Can the population be smaller than the number of possible outcomes? Say a random variable $X$ returns one of the values $1, 2, ..., 6$.
Conceptually, does it make sense to speak of a population, where each individual element is just $1$?
In other words, does the population strictly have to cover all possible values for $X$?
 A: The range of a real-valued random variable $X$ (which is a real-valued function) is in principle defined over all $\mathbb R$ (if the random variable is discrete, its range is not $\mathbb R$, but the same approach applies).
But what links the "population" under study and $X$ is the probability distribution, which is a function that describes some characteristics of the range of $X$.

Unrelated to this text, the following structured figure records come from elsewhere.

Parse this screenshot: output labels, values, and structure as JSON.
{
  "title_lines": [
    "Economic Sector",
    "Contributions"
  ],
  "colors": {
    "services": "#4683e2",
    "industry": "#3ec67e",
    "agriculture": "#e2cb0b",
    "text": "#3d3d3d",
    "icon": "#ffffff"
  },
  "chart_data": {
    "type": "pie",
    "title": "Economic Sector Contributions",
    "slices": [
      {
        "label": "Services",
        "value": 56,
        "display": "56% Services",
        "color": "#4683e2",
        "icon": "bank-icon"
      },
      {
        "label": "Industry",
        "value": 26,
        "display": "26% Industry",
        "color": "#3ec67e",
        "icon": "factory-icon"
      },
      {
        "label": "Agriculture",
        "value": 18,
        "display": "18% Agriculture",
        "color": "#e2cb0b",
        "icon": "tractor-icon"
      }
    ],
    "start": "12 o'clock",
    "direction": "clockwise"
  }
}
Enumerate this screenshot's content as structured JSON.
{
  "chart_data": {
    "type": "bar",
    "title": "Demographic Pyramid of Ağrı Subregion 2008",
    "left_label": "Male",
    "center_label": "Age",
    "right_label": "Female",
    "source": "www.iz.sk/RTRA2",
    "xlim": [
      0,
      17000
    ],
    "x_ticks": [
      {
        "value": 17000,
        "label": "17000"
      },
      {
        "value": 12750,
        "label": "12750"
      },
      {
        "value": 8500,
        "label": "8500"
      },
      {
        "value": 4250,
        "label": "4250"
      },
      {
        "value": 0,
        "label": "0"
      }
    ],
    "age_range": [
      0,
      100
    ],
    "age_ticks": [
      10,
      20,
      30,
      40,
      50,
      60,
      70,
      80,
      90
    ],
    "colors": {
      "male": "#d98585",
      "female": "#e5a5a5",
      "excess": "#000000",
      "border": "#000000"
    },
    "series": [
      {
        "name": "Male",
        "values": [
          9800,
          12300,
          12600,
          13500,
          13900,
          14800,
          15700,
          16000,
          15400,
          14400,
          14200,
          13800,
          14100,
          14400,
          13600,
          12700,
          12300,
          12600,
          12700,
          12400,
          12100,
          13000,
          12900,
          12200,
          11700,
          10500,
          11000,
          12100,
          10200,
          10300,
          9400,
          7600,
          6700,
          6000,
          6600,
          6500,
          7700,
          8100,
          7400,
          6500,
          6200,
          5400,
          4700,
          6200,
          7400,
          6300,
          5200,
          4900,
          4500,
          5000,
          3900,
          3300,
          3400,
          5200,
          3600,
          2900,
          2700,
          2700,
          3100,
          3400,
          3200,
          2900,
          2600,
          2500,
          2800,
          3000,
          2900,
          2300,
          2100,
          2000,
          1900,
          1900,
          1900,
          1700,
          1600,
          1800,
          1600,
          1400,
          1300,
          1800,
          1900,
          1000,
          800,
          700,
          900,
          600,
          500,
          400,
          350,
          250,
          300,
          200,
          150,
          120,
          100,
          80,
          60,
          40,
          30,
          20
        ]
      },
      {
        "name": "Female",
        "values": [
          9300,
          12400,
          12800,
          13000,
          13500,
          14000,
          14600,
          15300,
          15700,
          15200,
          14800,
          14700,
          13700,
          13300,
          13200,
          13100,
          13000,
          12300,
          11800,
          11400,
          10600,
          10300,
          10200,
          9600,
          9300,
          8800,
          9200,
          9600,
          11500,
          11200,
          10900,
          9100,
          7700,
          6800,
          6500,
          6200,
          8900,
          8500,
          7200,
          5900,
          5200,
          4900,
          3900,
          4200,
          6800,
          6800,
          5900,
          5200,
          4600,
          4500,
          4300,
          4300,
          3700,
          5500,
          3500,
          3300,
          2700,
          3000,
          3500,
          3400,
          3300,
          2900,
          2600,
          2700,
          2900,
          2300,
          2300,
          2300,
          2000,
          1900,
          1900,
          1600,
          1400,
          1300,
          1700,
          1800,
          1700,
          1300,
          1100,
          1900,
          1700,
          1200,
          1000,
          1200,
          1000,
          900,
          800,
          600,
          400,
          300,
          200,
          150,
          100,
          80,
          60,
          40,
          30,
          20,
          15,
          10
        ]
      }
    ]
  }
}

When we therefore define that the probability (density or mass) function, takes the value $0$ for some interval / or set of the range of $X$, this signifies that the population, an aspect of which $X$ models and maps to numeric values, does not take these values for which the density/mass function is zero.  
(side-note: strictly speaking "has probability zero of taking these values" -which even more strictly speaking does not make their appearance impossible, only improbable - but I challenge any measure-theorist to come up with an intuitive and practically useful exposition of the difference. It is indispensable for the internal consistency and theoretical validity of the mathematical system, but that's all. But see also @whuber's comment regarding a different and more useful aspect of the distinction "improbable/impossible". End of side-note).
But for every interval/value for which we define a strictly positive density/mass function, it follows that these are values in the range of $X$ that correspond (through the mapping rule that the function $X$ is), to states that members of the population may found themselves into (or so we assume).  
Given this general approach, I suspect that when you say that $X \in \{1,..,6\}$, you imply that to each of these six values, strictly positive probability mass is allocated. So the population viewed as a whole, does take these six values.  
But maybe you may be asking something a little different : "Does this mean that each member of the population separately can possibly take all of these six values"?
Hmm, what this would imply: Assume that there are only six human-eye colors in the world, and no people have different eye-color per eye. We map each eye-color to one of the six numerical values, and we want to find the proportion of each eye-color in the population. How many eye-colors characterize a single human? Obviously, just one, i.e. conceptually, each human has one eye-color. But to the degree that we do not possess any other relevant information (this is the unconditional probability), is it possible to have any one of them?  
The answer touches on how one defines and uses the concept of "statistical population" - a difficult concept. If we answer "no", then in what sense humans belong to the same population as regards their eye color? If 100 humans here can have only the colors A,B,C, and 100 humans there can have only the colors A,B,D, is it valid to "group" them into "one population"?  
In other words: should the concept of statistical population includes, as a defining property, the homogeneity (in the sense of possible values/states) of its members as regards the characteristic we want to study?
And what may be the relation of the above to the concept of "identically / non-identically distributed" random variables? When we say "non-identically distributed random variables", are we referring to a different distribution (e.g. same distribution family-different parameters) or possibly also to different ranges with non-zero probability?